Latar Belakang

Perkembangan agama Buddha di kota dan kabupaten Blitar mulai terasa kembali sejak tahun 1966. Dipilih angka tahun 1966 ini jelas dengan mengabaikan satu fakta sejarah yang amat penting bahwa pada jaman Keprabuan Majapahit dikala Raja Brawijaya berkuasa, pusat kerajaan yang beragama negara Hindu dan Buddha itu terletak di kota Kediri. Jelaslah, sebagai akibat logis keberadaan suatu kerajaan besar, pengaruh agama Hindu dan Buddha melanda Blitar pula. Hal ini dimungkinkan karena jarak Kediri – Blitar tidaklah terlalu jauh, kurang lebih 60 Km saja.

Pada tahun 1966 para umat Buddha di kota Blitar, khususnya yang biasa hanya mengadakan
puja bhakti di rumah sendiri secara perseorangan dan sporadis, mulai berinisiatif untuk mengadakan puja bhakti secara “arisan”. Disebut sebagai “arisan” adalah karena sistem puja bhakti ini diadakan secara berpindah – pindah dari satu rumah ke rumah yang lainnya.
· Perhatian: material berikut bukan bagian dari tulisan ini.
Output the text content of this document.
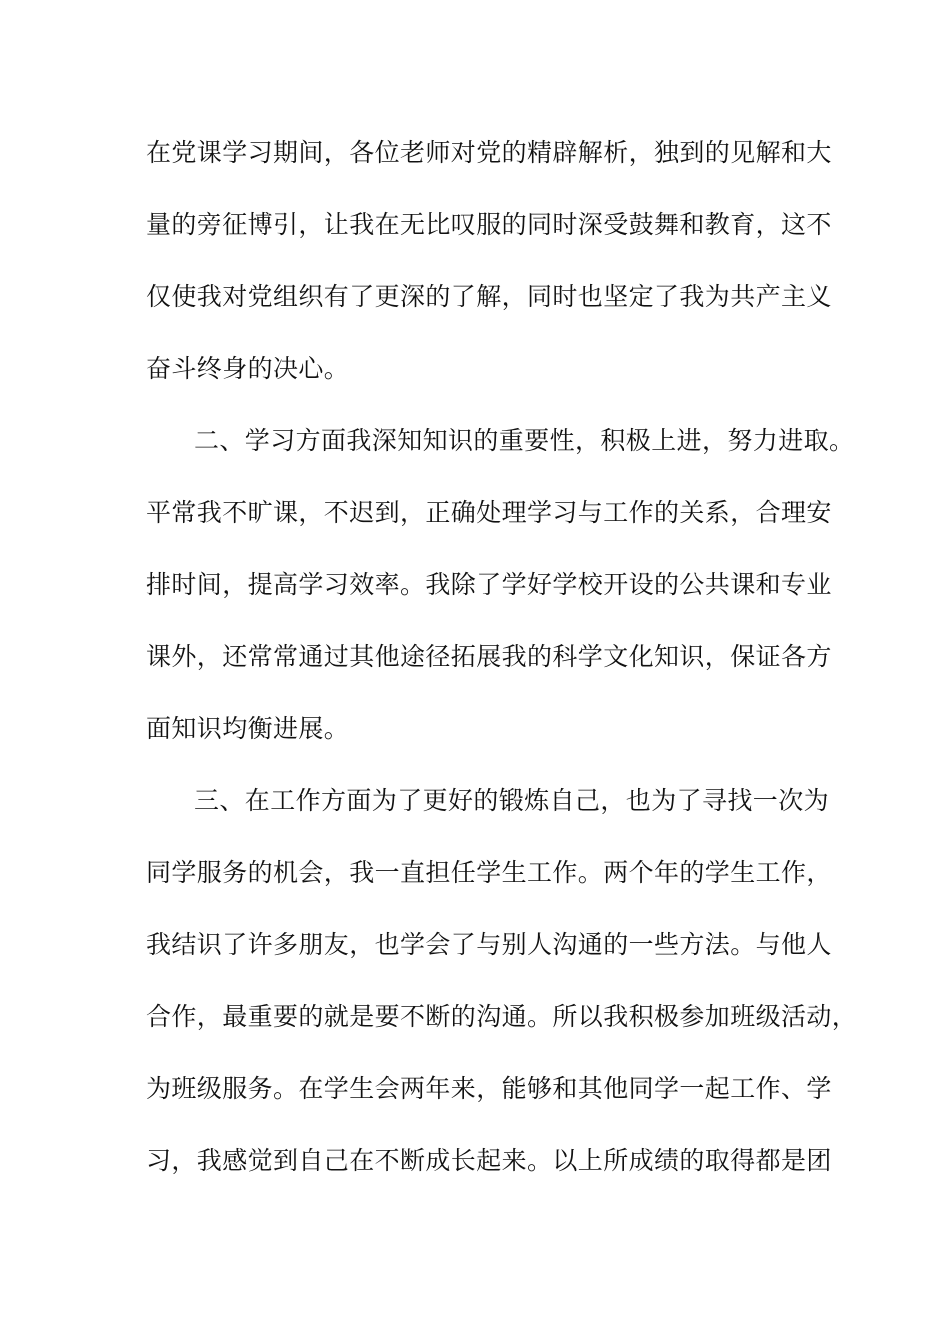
在党课学习期间，各位老师对党的精辟解析，独到的见解和大
量的旁征博引，让我在无比叹服的同时深受鼓舞和教育，这不
仅使我对党组织有了更深的了解，同时也坚定了我为共产主义
奋斗终身的决心。
二、学习方面我深知知识的重要性，积极上进，努力进取。
平常我不旷课，不迟到，正确处理学习与工作的关系，合理安
排时间，提高学习效率。我除了学好学校开设的公共课和专业
课外，还常常通过其他途径拓展我的科学文化知识，保证各方
面知识均衡进展。
三、在工作方面为了更好的锻炼自己，也为了寻找一次为
同学服务的机会，我一直担任学生工作。两个年的学生工作，
我结识了许多朋友，也学会了与别人沟通的一些方法。与他人
合作，最重要的就是要不断的沟通。所以我积极参加班级活动，
为班级服务。在学生会两年来，能够和其他同学一起工作、学
习，我感觉到自己在不断成长起来。以上所成绩的取得都是团
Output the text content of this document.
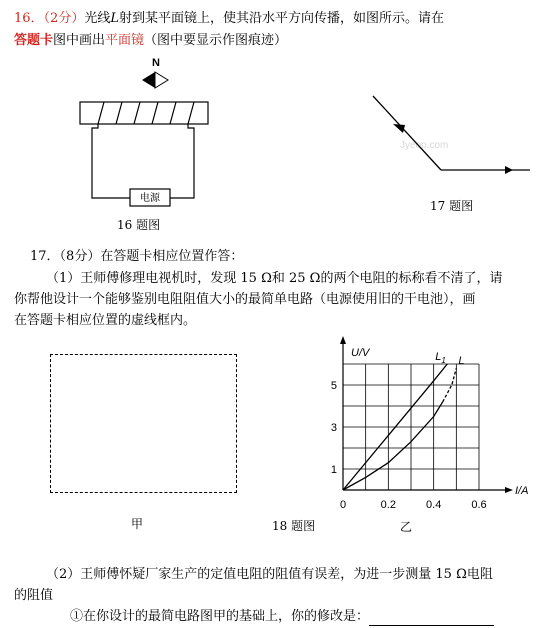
16．（2分）光线L射到某平面镜上，使其沿水平方向传播，如图所示。请在
答题卡图中画出平面镜（图中要显示作图痕迹）
N
电源
16 题图
Jyeoo.com
17 题图
17．（8分）在答题卡相应位置作答：
（1）王师傅修理电视机时，发现 15 Ω和 25 Ω的两个电阻的标称看不清了，请
你帮他设计一个能够鉴别电阻阻值大小的最简单电路（电源使用旧的干电池），画
在答题卡相应位置的虚线框内。
甲	18 题图
U/V
I/A
0	0.2	0.4	0.6
1
3
5
$L_1$ L
乙
（2）王师傅怀疑厂家生产的定值电阻的阻值有误差，为进一步测量 15 Ω电阻
的阻值
①在你设计的最简电路图甲的基础上，你的修改是：
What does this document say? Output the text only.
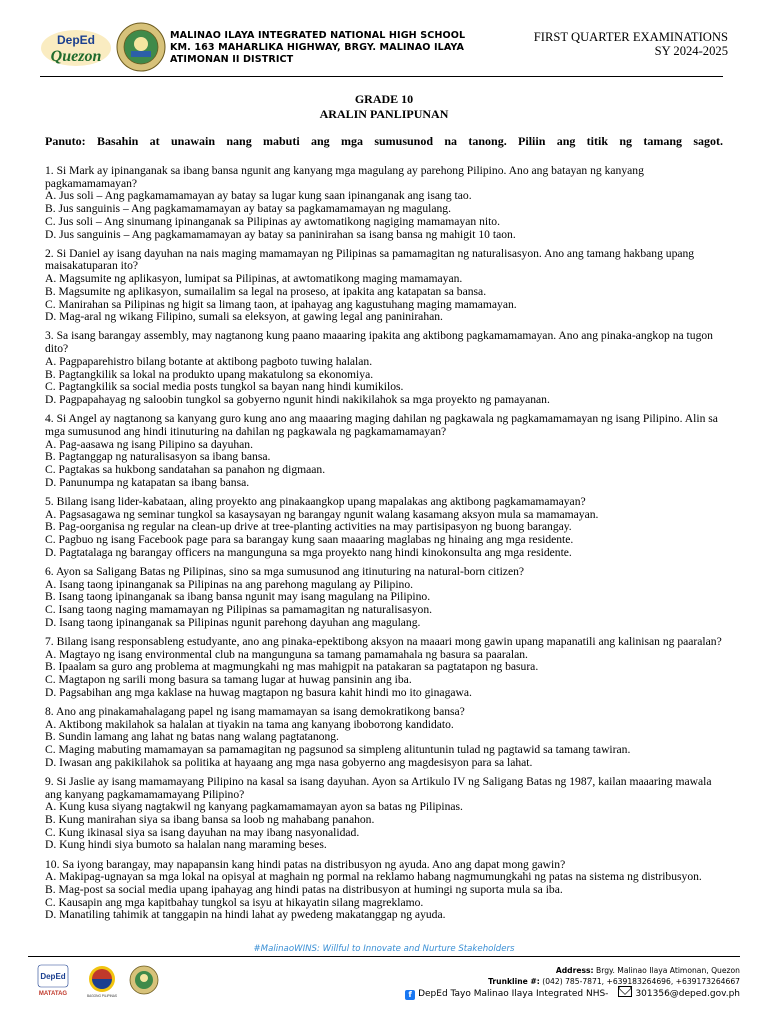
DepEd
Quezon
MALINAO ILAYA INTEGRATED NATIONAL HIGH SCHOOL
KM. 163 MAHARLIKA HIGHWAY, BRGY. MALINAO ILAYA
ATIMONAN II DISTRICT
FIRST QUARTER EXAMINATIONS
SY 2024-2025
GRADE 10
ARALIN PANLIPUNAN
Panuto: Basahin at unawain nang mabuti ang mga sumusunod na tanong. Piliin ang titik ng tamang sagot.

1. Si Mark ay ipinanganak sa ibang bansa ngunit ang kanyang mga magulang ay parehong Pilipino. Ano ang batayan ng kanyang pagkamamamayan?

A. Jus soli – Ang pagkamamamayan ay batay sa lugar kung saan ipinanganak ang isang tao.

B. Jus sanguinis – Ang pagkamamamayan ay batay sa pagkamamamayan ng magulang.

C. Jus soli – Ang sinumang ipinanganak sa Pilipinas ay awtomatikong nagiging mamamayan nito.

D. Jus sanguinis – Ang pagkamamamayan ay batay sa paninirahan sa isang bansa ng mahigit 10 taon.

2. Si Daniel ay isang dayuhan na nais maging mamamayan ng Pilipinas sa pamamagitan ng naturalisasyon. Ano ang tamang hakbang upang maisakatuparan ito?

A. Magsumite ng aplikasyon, lumipat sa Pilipinas, at awtomatikong maging mamamayan.

B. Magsumite ng aplikasyon, sumailalim sa legal na proseso, at ipakita ang katapatan sa bansa.

C. Manirahan sa Pilipinas ng higit sa limang taon, at ipahayag ang kagustuhang maging mamamayan.

D. Mag-aral ng wikang Filipino, sumali sa eleksyon, at gawing legal ang paninirahan.

3. Sa isang barangay assembly, may nagtanong kung paano maaaring ipakita ang aktibong pagkamamamayan. Ano ang pinaka-angkop na tugon dito?

A. Pagpaparehistro bilang botante at aktibong pagboto tuwing halalan.

B. Pagtangkilik sa lokal na produkto upang makatulong sa ekonomiya.

C. Pagtangkilik sa social media posts tungkol sa bayan nang hindi kumikilos.

D. Pagpapahayag ng saloobin tungkol sa gobyerno ngunit hindi nakikilahok sa mga proyekto ng pamayanan.

4. Si Angel ay nagtanong sa kanyang guro kung ano ang maaaring maging dahilan ng pagkawala ng pagkamamamayan ng isang Pilipino. Alin sa mga sumusunod ang hindi itinuturing na dahilan ng pagkawala ng pagkamamamayan?

A. Pag-aasawa ng isang Pilipino sa dayuhan.

B. Pagtanggap ng naturalisasyon sa ibang bansa.

C. Pagtakas sa hukbong sandatahan sa panahon ng digmaan.

D. Panunumpa ng katapatan sa ibang bansa.

5. Bilang isang lider-kabataan, aling proyekto ang pinakaangkop upang mapalakas ang aktibong pagkamamamayan?

A. Pagsasagawa ng seminar tungkol sa kasaysayan ng barangay ngunit walang kasamang aksyon mula sa mamamayan.

B. Pag-oorganisa ng regular na clean-up drive at tree-planting activities na may partisipasyon ng buong barangay.

C. Pagbuo ng isang Facebook page para sa barangay kung saan maaaring maglabas ng hinaing ang mga residente.

D. Pagtatalaga ng barangay officers na mangunguna sa mga proyekto nang hindi kinokonsulta ang mga residente.

6. Ayon sa Saligang Batas ng Pilipinas, sino sa mga sumusunod ang itinuturing na natural-born citizen?

A. Isang taong ipinanganak sa Pilipinas na ang parehong magulang ay Pilipino.

B. Isang taong ipinanganak sa ibang bansa ngunit may isang magulang na Pilipino.

C. Isang taong naging mamamayan ng Pilipinas sa pamamagitan ng naturalisasyon.

D. Isang taong ipinanganak sa Pilipinas ngunit parehong dayuhan ang magulang.

7. Bilang isang responsableng estudyante, ano ang pinaka-epektibong aksyon na maaari mong gawin upang mapanatili ang kalinisan ng paaralan?

A. Magtayo ng isang environmental club na mangunguna sa tamang pamamahala ng basura sa paaralan.

B. Ipaalam sa guro ang problema at magmungkahi ng mas mahigpit na patakaran sa pagtatapon ng basura.

C. Magtapon ng sarili mong basura sa tamang lugar at huwag pansinin ang iba.

D. Pagsabihan ang mga kaklase na huwag magtapon ng basura kahit hindi mo ito ginagawa.

8. Ano ang pinakamahalagang papel ng isang mamamayan sa isang demokratikong bansa?

A. Aktibong makilahok sa halalan at tiyakin na tama ang kanyang iboboтong kandidato.

B. Sundin lamang ang lahat ng batas nang walang pagtatanong.

C. Maging mabuting mamamayan sa pamamagitan ng pagsunod sa simpleng alituntunin tulad ng pagtawid sa tamang tawiran.

D. Iwasan ang pakikilahok sa politika at hayaang ang mga nasa gobyerno ang magdesisyon para sa lahat.

9. Si Jaslie ay isang mamamayang Pilipino na kasal sa isang dayuhan. Ayon sa Artikulo IV ng Saligang Batas ng 1987, kailan maaaring mawala ang kanyang pagkamamamayang Pilipino?

A. Kung kusa siyang nagtakwil ng kanyang pagkamamamayan ayon sa batas ng Pilipinas.

B. Kung manirahan siya sa ibang bansa sa loob ng mahabang panahon.

C. Kung ikinasal siya sa isang dayuhan na may ibang nasyonalidad.

D. Kung hindi siya bumoto sa halalan nang maraming beses.

10. Sa iyong barangay, may napapansin kang hindi patas na distribusyon ng ayuda. Ano ang dapat mong gawin?

A. Makipag-ugnayan sa mga lokal na opisyal at maghain ng pormal na reklamo habang nagmumungkahi ng patas na sistema ng distribusyon.

B. Mag-post sa social media upang ipahayag ang hindi patas na distribusyon at humingi ng suporta mula sa iba.

C. Kausapin ang mga kapitbahay tungkol sa isyu at hikayatin silang magreklamo.

D. Manatiling tahimik at tanggapin na hindi lahat ay pwedeng makatanggap ng ayuda.

#MalinaoWINS: Willful to Innovate and Nurture Stakeholders
DepEd
MATATAG	BAGONG PILIPINAS
Address: Brgy. Malinao Ilaya Atimonan, Quezon
Trunkline #: (042) 785-7871, +639183264696, +639173264667
f DepEd Tayo Malinao Ilaya Integrated NHS-	301356@deped.gov.ph
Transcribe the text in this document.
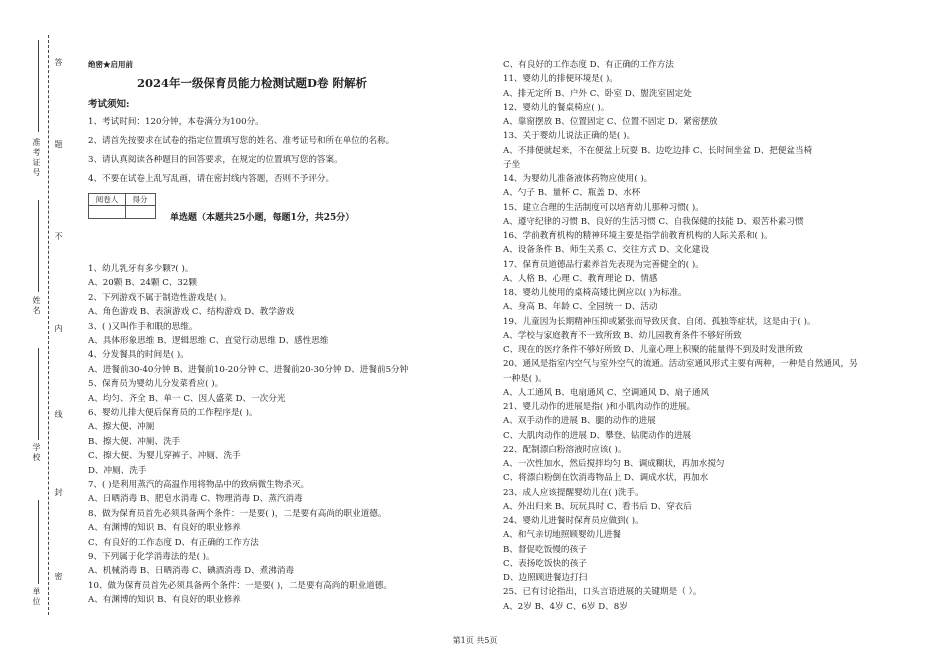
准考证号
姓名
学校
单位
答
题
不
内
线
封
密
绝密★启用前
2024年一级保育员能力检测试题D卷 附解析
考试须知:
1、考试时间：120分钟，本卷满分为100分。
2、请首先按要求在试卷的指定位置填写您的姓名、准考证号和所在单位的名称。
3、请认真阅读各种题目的回答要求，在规定的位置填写您的答案。
4、不要在试卷上乱写乱画，请在密封线内答题，否则不予评分。
阅卷人	得分
单选题（本题共25小题，每题1分，共25分）
1、幼儿乳牙有多少颗?( )。
A、20颗 B、24颗 C、32颗
2、下列游戏不属于制造性游戏是( )。
A、角色游戏 B、表演游戏 C、结构游戏 D、教学游戏
3、( )又叫作手和眼的思维。
A、具体形象思维 B、逻辑思维 C、直觉行动思维 D、感性思维
4、分发餐具的时间是( )。
A、进餐前30-40分钟 B、进餐前10-20分钟 C、进餐前20-30分钟 D、进餐前5分钟
5、保育员为婴幼儿分发菜肴应( )。
A、均匀、齐全 B、单一 C、因人盛菜 D、一次分光
6、婴幼儿排大便后保育员的工作程序是( )。
A、擦大便、冲厕
B、擦大便、冲厕、洗手
C、擦大便、为婴儿穿裤子、冲厕、洗手
D、冲厕、洗手
7、( )是利用蒸汽的高温作用将物品中的致病微生物杀灭。
A、日晒消毒 B、肥皂水消毒 C、物理消毒 D、蒸汽消毒
8、做为保育员首先必须具备两个条件：一是要( )，二是要有高尚的职业道德。
A、有渊博的知识 B、有良好的职业修养
C、有良好的工作态度 D、有正确的工作方法
9、下列属于化学消毒法的是( )。
A、机械消毒 B、日晒消毒 C、碘酒消毒 D、煮沸消毒
10、做为保育员首先必须具备两个条件：一是要( )，二是要有高尚的职业道德。
A、有渊博的知识 B、有良好的职业修养
C、有良好的工作态度 D、有正确的工作方法
11、婴幼儿的排便环境是( )。
A、排无定所 B、户外 C、卧室 D、盥洗室固定处
12、婴幼儿的餐桌椅应( )。
A、靠窗摆放 B、位置固定 C、位置不固定 D、紧密摆放
13、关于婴幼儿说法正确的是( )。
A、不排便就起来，不在便盆上玩耍 B、边吃边排 C、长时间坐盆 D、把便盆当椅
子坐
14、为婴幼儿准备液体药物应使用( )。
A、勺子 B、量杯 C、瓶盖 D、水杯
15、建立合理的生活制度可以培育幼儿那种习惯( )。
A、遵守纪律的习惯 B、良好的生活习惯 C、自我保健的技能 D、艰苦朴素习惯
16、学前教育机构的精神环境主要是指学前教育机构的人际关系和( )。
A、设备条件 B、师生关系 C、交往方式 D、文化建设
17、保育员道德品行素养首先表现为完善健全的( )。
A、人格 B、心理 C、教育理论 D、情感
18、婴幼儿使用的桌椅高矮比例应以( )为标准。
A、身高 B、年龄 C、全园统一 D、活动
19、儿童因为长期精神压抑或紧张而导致厌食、自闭、孤独等症状，这是由于( )。
A、学校与家庭教育不一致所致 B、幼儿园教育条件不够好所致
C、现在的医疗条件不够好所致 D、儿童心理上积聚的能量得不到及时发泄所致
20、通风是指室内空气与室外空气的流通。活动室通风形式主要有两种，一种是自然通风，另
一种是( )。
A、人工通风 B、电扇通风 C、空调通风 D、扇子通风
21、婴儿动作的进展是指( )和小肌肉动作的进展。
A、双手动作的进展 B、腿的动作的进展
C、大肌肉动作的进展 D、攀登、钻爬动作的进展
22、配制漂白粉溶液时应该( )。
A、一次性加水，然后搅拌均匀 B、调成糊状，再加水搅匀
C、将漂白粉倒在饮消毒物品上 D、调成水状，再加水
23、成人应该提醒婴幼儿在( )洗手。
A、外出归来 B、玩玩具时 C、看书后 D、穿衣后
24、婴幼儿进餐时保育员应做到( )。
A、和气亲切地照顾婴幼儿进餐
B、督促吃饭慢的孩子
C、表扬吃饭快的孩子
D、边照顾进餐边打扫
25、已有讨论指出，口头言语进展的关键期是（ ）。
A、2岁 B、4岁 C、6岁 D、8岁
第1页 共5页
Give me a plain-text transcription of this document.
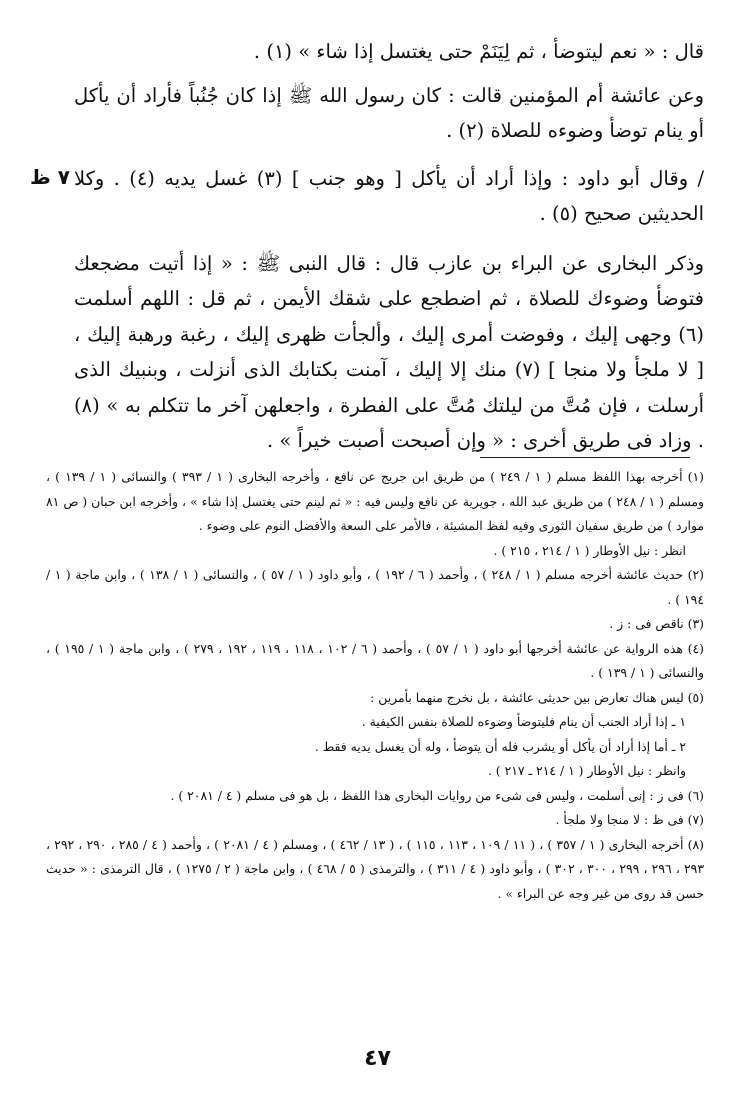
٧ ظ

قال : « نعم ليتوضأ ، ثم لِيَنَمْ حتى يغتسل إذا شاء » (١) .

وعن عائشة أم المؤمنين قالت : كان رسول الله ﷺ إذا كان جُنُباً فأراد أن يأكل أو ينام توضأ وضوءه للصلاة (٢) .

/ وقال أبو داود : وإذا أراد أن يأكل [ وهو جنب ] (٣) غسل يديه (٤) . وكلا الحديثين صحيح (٥) .

وذكر البخارى عن البراء بن عازب قال : قال النبى ﷺ : « إذا أتيت مضجعك فتوضأ وضوءك للصلاة ، ثم اضطجع على شقك الأيمن ، ثم قل : اللهم أسلمت (٦) وجهى إليك ، وفوضت أمرى إليك ، وألجأت ظهرى إليك ، رغبة ورهبة إليك ، [ لا ملجأ ولا منجا ] (٧) منك إلا إليك ، آمنت بكتابك الذى أنزلت ، وبنبيك الذى أرسلت ، فإن مُتَّ من ليلتك مُتَّ على الفطرة ، واجعلهن آخر ما تتكلم به » (٨) . وزاد فى طريق أخرى : « وإن أصبحت أصبت خيراً » .

(١) أخرجه بهذا اللفظ مسلم ( ١ / ٢٤٩ ) من طريق ابن جريج عن نافع ، وأخرجه البخارى ( ١ / ٣٩٣ ) والنسائى ( ١ / ١٣٩ ) ، ومسلم ( ١ / ٢٤٨ ) من طريق عبد الله ، جويرية عن نافع وليس فيه : « ثم لينم حتى يغتسل إذا شاء » ، وأخرجه ابن حبان ( ص ٨١ موارد ) من طريق سفيان الثورى وفيه لفظ المشيئة ، فالأمر على السعة والأفضل النوم على وضوء .
انظر : نيل الأوطار ( ١ / ٢١٤ ، ٢١٥ ) .

(٢) حديث عائشة أخرجه مسلم ( ١ / ٢٤٨ ) ، وأحمد ( ٦ / ١٩٢ ) ، وأبو داود ( ١ / ٥٧ ) ، والنسائى ( ١ / ١٣٨ ) ، وابن ماجة ( ١ / ١٩٤ ) .

(٣) ناقص فى : ز .

(٤) هذه الرواية عن عائشة أخرجها أبو داود ( ١ / ٥٧ ) ، وأحمد ( ٦ / ١٠٢ ، ١١٨ ، ١١٩ ، ١٩٢ ، ٢٧٩ ) ، وابن ماجة ( ١ / ١٩٥ ) ، والنسائى ( ١ / ١٣٩ ) .

(٥) ليس هناك تعارض بين حديثى عائشة ، بل نخرج منهما بأمرين :
١ ـ إذا أراد الجنب أن ينام فليتوضأ وضوءه للصلاة بنفس الكيفية .
٢ ـ أما إذا أراد أن يأكل أو يشرب فله أن يتوضأ ، وله أن يغسل يديه فقط .
وانظر : نيل الأوطار ( ١ / ٢١٤ ـ ٢١٧ ) .

(٦) فى ز : إنى أسلمت ، وليس فى شىء من روايات البخارى هذا اللفظ ، بل هو فى مسلم ( ٤ / ٢٠٨١ ) .

(٧) فى ظ : لا منجا ولا ملجأ .

(٨) أخرجه البخارى ( ١ / ٣٥٧ ) ، ( ١١ / ١٠٩ ، ١١٣ ، ١١٥ ) ، ( ١٣ / ٤٦٢ ) ، ومسلم ( ٤ / ٢٠٨١ ) ، وأحمد ( ٤ / ٢٨٥ ، ٢٩٠ ، ٢٩٢ ، ٢٩٣ ، ٢٩٦ ، ٢٩٩ ، ٣٠٠ ، ٣٠٢ ) ، وأبو داود ( ٤ / ٣١١ ) ، والترمذى ( ٥ / ٤٦٨ ) ، وابن ماجة ( ٢ / ١٢٧٥ ) ، قال الترمذى : « حديث حسن قد روى من غير وجه عن البراء » .

٤٧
Kebaktian arisan yang diadakan setiap hari Kamis malam ini dapat bertahan selama kurang lebih dua tahun. Ketidaktetapan lokasi puja bhakti ini ternyata mengetuk hati kedermawanan Bapak Viriyacitra Suroto sekeluarga. Mereka dengan tulus ikhlas menyediakan sebagian halaman depan rumah mereka untuk dijadikan cetiya tempat para umat Buddha berkumpul membaca paritta dan membahas Dhamma ajaran Sang Buddha.

Maka, mulai tahun 1968 sebuah cetiya berukuran 2 ½ x 7 meter berdiri di jalan Dr. Cipto No. 4 yang dalam pembangunannya telah direstui oleh Yang Mulia Bhikkhu Girirakkhito. Beliau berkesempatan hadir untuk menguncarkan paritta – paritta suci pada saat peletakan batu pertama pembangunan cetiya tersebut. Kiranya, dengan memperhatikan uraian di atas, tahun 1968 dapatlah dijadikan tonggak sejarah awal berdirinya tempat ibadah di kota Blitar.

Sejak itulah, cetiya kecil yang tidak memiliki nama ini berfungsi seakan – akan sebuah tempat ibadah yang besar, yaitu dengan mengadakan kebaktian rutin setiap hari Kamis malam dan Minggu pagi; termasuk pula selalu mengadakan perayaan hari – hari besar Agama Buddha, Hari Waisak misalnya. Disamping itu, pasangan pengantin yang akan diberkahi secara Buddhis juga dengan senang hati mempergunakan jasa cetiya ini. Kegiatan yang baik ini bisa bertahan selama dua tahun.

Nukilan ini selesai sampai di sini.